Rejet public à Montréal: Blake Coleman et sa famille refusent de rejoindre le CH

Rejet public à Montréal: Blake Coleman et sa famille refusent de rejoindre le CH

Par David Garel le 2026-02-19

Revirement clair dans le dossier Blake Coleman : le Canadien de Montréal peut tourner la page. Montréal en avait fait une priorité pour ajouter du papier sablé, de l’expérience de séries et une présence lourde dans son top-9, mais la réponse est maintenant officielle. Coleman ne veut pas jouer à Montréal.

Ce n’est pas une question de valeur hockey. Ce n’est pas une question d’actifs. C’est une décision personnelle.

Sur papier, le Canadiens de Montréal cochait toutes les cases. Le CH possède les choix au repêchage, des jeunes qui intéressent Calgary (des profils comme Kirby Dach ou Zachary Bolduc sont appréciés), et surtout la flexibilité salariale pour absorber le contrat de Coleman (4,9 M$ par saison jusqu’en 2027). Montréal était prêt.à

Sans oublier que le Flames sont à la recherche d'un défenseur gaucher robuste. (Jayden Struble? Arber Xhekaj)

Mais il y a un mur. Et ce mur, c’est la clause modifiée de non-échange de Coleman.

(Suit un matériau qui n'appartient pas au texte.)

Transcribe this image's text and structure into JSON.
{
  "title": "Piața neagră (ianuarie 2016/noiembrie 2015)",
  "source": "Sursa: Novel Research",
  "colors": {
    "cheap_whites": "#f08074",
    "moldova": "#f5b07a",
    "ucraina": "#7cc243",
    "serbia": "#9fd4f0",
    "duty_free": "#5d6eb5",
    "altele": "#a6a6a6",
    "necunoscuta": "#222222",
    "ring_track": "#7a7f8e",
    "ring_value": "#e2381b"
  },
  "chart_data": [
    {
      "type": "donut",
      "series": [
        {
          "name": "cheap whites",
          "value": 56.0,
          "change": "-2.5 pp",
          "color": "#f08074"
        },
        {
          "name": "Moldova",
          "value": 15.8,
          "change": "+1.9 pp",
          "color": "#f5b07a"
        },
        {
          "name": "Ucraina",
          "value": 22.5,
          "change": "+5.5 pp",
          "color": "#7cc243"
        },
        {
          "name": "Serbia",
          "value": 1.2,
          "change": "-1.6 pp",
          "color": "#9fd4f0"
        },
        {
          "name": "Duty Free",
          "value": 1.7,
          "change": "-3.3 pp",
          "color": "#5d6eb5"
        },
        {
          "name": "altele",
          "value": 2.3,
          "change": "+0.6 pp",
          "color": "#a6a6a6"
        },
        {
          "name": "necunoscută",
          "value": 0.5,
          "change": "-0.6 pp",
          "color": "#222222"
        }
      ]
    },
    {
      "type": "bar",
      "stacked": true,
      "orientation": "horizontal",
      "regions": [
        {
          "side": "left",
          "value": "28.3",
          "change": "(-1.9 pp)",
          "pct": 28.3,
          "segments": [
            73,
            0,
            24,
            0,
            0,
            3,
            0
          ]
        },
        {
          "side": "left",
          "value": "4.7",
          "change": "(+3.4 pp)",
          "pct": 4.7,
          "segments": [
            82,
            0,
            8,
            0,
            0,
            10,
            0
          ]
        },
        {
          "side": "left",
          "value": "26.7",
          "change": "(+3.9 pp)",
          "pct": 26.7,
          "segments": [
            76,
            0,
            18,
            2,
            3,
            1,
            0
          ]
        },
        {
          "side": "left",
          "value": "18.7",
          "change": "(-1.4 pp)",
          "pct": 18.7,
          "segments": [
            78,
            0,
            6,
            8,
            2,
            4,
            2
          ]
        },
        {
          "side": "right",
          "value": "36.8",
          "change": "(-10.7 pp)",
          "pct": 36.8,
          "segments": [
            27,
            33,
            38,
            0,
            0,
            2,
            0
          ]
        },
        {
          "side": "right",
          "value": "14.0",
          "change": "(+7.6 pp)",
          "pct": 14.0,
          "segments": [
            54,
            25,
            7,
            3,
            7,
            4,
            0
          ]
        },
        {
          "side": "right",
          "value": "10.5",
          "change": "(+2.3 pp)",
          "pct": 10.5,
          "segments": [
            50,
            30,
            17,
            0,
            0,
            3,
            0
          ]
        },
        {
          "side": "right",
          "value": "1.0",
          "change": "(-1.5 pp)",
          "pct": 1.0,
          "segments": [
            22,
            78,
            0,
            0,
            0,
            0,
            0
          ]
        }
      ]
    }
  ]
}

L’attaquant des Flames de Calgary contrôle dix destinations possibles. Montréal n’en fait tout simplement pas partie. Selon ce qui circule dans le milieu, Coleman a été très clair avec son entourage et avec l’organisation : il vise Dallas, point final.

Pourquoi Dallas? Parce que tout y est.

Les Stars de Dallas représentent son premier choix et de loin. Coleman a passé le congé olympique dans la région. Sa maison familiale est à Dallas. Sa femme et ses enfants y sont installés.

Sa femme attend un autre bébé sous peu.

Toute sa logistique personnelle est là. Ajoutez à ça une équipe aspirante, un vestiaire déjà établi, un marché beaucoup plus discret qu’à Montréal, une fiscalité nettement plus avantageuse, et une vraie chance de gagner maintenant sans porter le poids médiatique du Québec.

Dallas est agressif sur le marché. Les Stars veulent exactement ce que Coleman apporte : du caractère, du jeu nord-sud, de l’expérience en séries.

Même si Montréal offrait davantage à Calgary, le dossier ne se rendrait jamais jusque-là si Coleman ne lève pas sa clause. Et à l’heure actuelle, il n’a aucune intention de le faire.

C’est un refus net.

Un refus assumé.

Et un rejet public qui force le Canadien à regarder ailleurs.

Ce rejet explique aussi pourquoi un autre nom reprend de la vigueur à Montréal : Nazem Kadri.

La dynamique est complètement différente.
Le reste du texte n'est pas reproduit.